Tumormarkers bieden veel nuttige informatie, zelfs als ze in het algemeen niet alleen zouden moeten worden gebruikt, maar in combinatie met informatie uit andere diagnostische onderzoeken, zoals weefselbiopten, analyse van bloeduitstrijkjes of beenmerg, röntgenfoto's, echo's, RM etc.

In het bijzonder kunnen de waarden van tumormarkers informatie verschaffen over de uitbreiding van de massa en over de mogelijke diffusie ervan in andere organen en weefsels (stadiëring), naast een indicatie van de agressiviteit van het neoplasma (prognose).

Sommige markers kunnen informatie geven over de effectiviteit van het therapeutische protocol:

  • De afname in tumormarkerniveaus geeft aan dat de behandeling effectief is;
  • De toename of verandering in concentraties van tumormarkers tijdens therapie duiden op een noodzaak voor een verandering in het protocol.

Waarschuwing! De resultaten die zijn verkregen met de assay van tumormarkers moeten worden geëvalueerd, waarbij ook rekening wordt gehouden met de globale status van de patiënt, omdat er gelijktijdige pathologieën kunnen zijn die in staat zijn om de variatie van tumormarkerniveaus te bepalen. De werkelijke betekenis in termen van ziekte of gezondheid kan alleen worden vastgesteld door de arts, die de resultaten van het onderzoek in het meer algemene klinische beeld plaatst.

Wat de mogelijke recidieven van de tumor betreft, als een marker vóór de therapeutische interventie wordt verhoogd, laag na de behandeling en vervolgens een progressieve toename vertoont, is de terugkeer van de ziekte waarschijnlijk.

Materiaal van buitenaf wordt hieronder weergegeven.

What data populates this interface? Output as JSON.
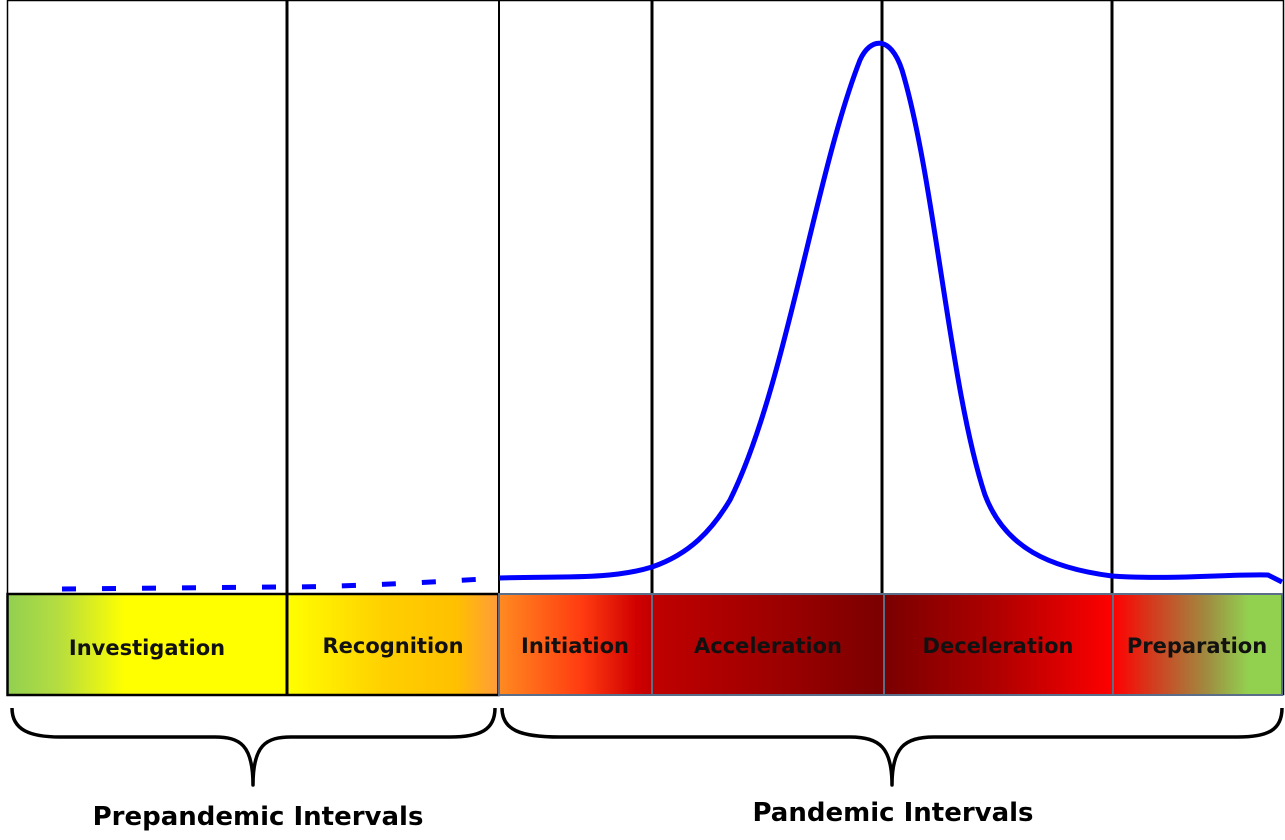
{
  "phases": [
    {
      "label": "Investigation"
    },
    {
      "label": "Recognition"
    },
    {
      "label": "Initiation"
    },
    {
      "label": "Acceleration"
    },
    {
      "label": "Deceleration"
    },
    {
      "label": "Preparation"
    }
  ],
  "groups": [
    {
      "label": "Prepandemic Intervals"
    },
    {
      "label": "Pandemic Intervals"
    }
  ],
  "colors": {
    "curve": "#0000ff",
    "green": "#92d050",
    "yellow": "#ffff00",
    "gold": "#ffc000",
    "orange": "#ff7f27",
    "red": "#ff0000",
    "crimson": "#c00000",
    "dark_red": "#7f0000"
  }
}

Als de markerniveaus hoog blijven, zelfs na een chirurgische behandeling, is het waarschijnlijk dat tijdens de operatie het volledige tumorweefsel niet is verwijderd.

beperkingen

Hoewel tumormarkers veel nuttige informatie bieden over de kenmerken van neoplastische aandoeningen, hebben ze ook beperkingen:

  • Geen van de momenteel beschikbare tumormarkers wordt gekenmerkt door absolute gevoeligheid en specificiteit. Om deze reden wordt hun dosering niet aanbevolen als screening op de algemene populatie of voor vroege diagnose, bij afwezigheid van manifestaties die de ziekte suggereren. Er moet ook aan worden herinnerd dat sommige markers zelfs in de aanwezigheid van niet-neoplastische ziekten verhoogd kunnen zijn; omgekeerd is het mogelijk dat de patiënt lijdt aan een bepaald type tumor, zonder dat de relatieve marker hoog is.
  • Sommige markers zijn specifiek voor een bepaald type neoplastische ziekte, terwijl andere aanwezig zijn in vele vormen van kanker. Niet alle tumoren zijn geassocieerd met specifieke markers.
  • Niet alle markers hebben dezelfde gevoeligheid voor het diagnosticeren van de aanwezigheid van een tumor; hun werkelijke bruikbaarheid is nog steeds het onderwerp van studies.
  • Dientengevolge kunnen tumormarkers niet worden gebruikt om een ​​definitieve diagnose van kanker te formuleren. Voor sommige soorten neoplasie kan de dosering ervan echter nuttige informatie bieden, die moet worden geëvalueerd in samenhang met de medische geschiedenis van de patiënt, lichamelijke onderzoeken, andere laboratoriumtests en diagnostische beeldvorming.